Mathematical Physics - Quantum-Relativity (qr)

The Gaussian-School of Higher-Arithmetic (1831, updated 2022); tutorial #1.

The daftest misunderstanding ever in the long history of all laughable human hubris.

Author's notes:

When Gauss was still a child of 12, he said that anyone who did not see the correctness of the Euler Identity at first glance was never going to be a (great) mathematician. As nobody else could see the correctness of this at all, let alone at first glance, this remark did not endear him to people who were being in effect told that they were not mathematicians. What Gauss was dreaming of as a child is hard for me to fathom because the Euler Identity he referred to was in effect nonsense. I could give Gauss credit for perhaps seeing that there was a missing zero magnitude term in the exponent of Euler's expression. However, this would leave me irritated with Gauss, if it was so easy for him then why did he not just explain the missing zero magnitude term? My best guess is that Gauss remained confused about this matter for his entire life but redeemed himself by leaving me with a vital legacy remark made at the end of a letter to the Royal Society in 1831.

Any so-called "mathematician" who could not see beyond the omission of the zero exponential magnitude in the Euler Identity (that is everybody except perhaps for JCF Gauss) was not even a useful arithmetician, let alone a colleague of Laplace or Fourier. Think about this another way, whatever we do in life, even if one is a mathematician oneself, for about the last 290-years we have all been accidentally hypnotised or indoctrinated into learning a lot of puerile childish arithmetical claptrap from poor deluded "teachers and professors" who had never even been taught how to count inverse numbers properly. Zero take away one or "minus-one", is a mathematically invalid operation and therefore the term "minus-one" is invalid nonsense, "minus-one" (subtract one from nothing) is not even a valid number at all.

Language notice: The ambiguous and absurdly highfalutin terms logarithmic and exponential both refer to the same pathetically simple concept of ratio-metric proportionality, that is the ratio-metric proportionality of numerical scale in the so-called logarithmic (but also so-called exponential) counting domain.

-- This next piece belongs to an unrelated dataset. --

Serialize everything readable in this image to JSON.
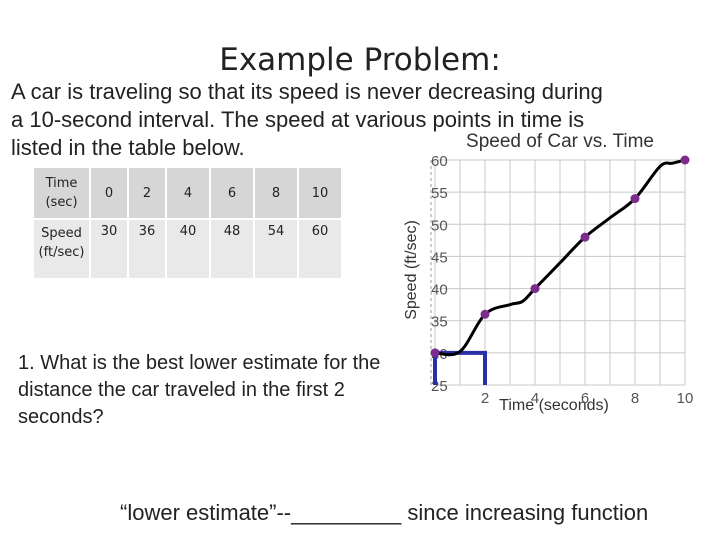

As our so-called mathematicians have spent the last 400 years failing to notice that logarithmic and exponential mean the same thing, we must discard the teaching of such innumerate and illiterate numerical zombies and instead start actually thinking for ourselves.

Caution Notice: The exponential polar manifold is merely a useful transitional device empowering the partial interpretation of the mind-numbing natural exponential number plane into flat (finger-counting) numbers. The mathematic of nature is exponential and is not the happy over simplistic bean-counting neo-Pythagorean claptrap taught in our so-called "mathematics" schools.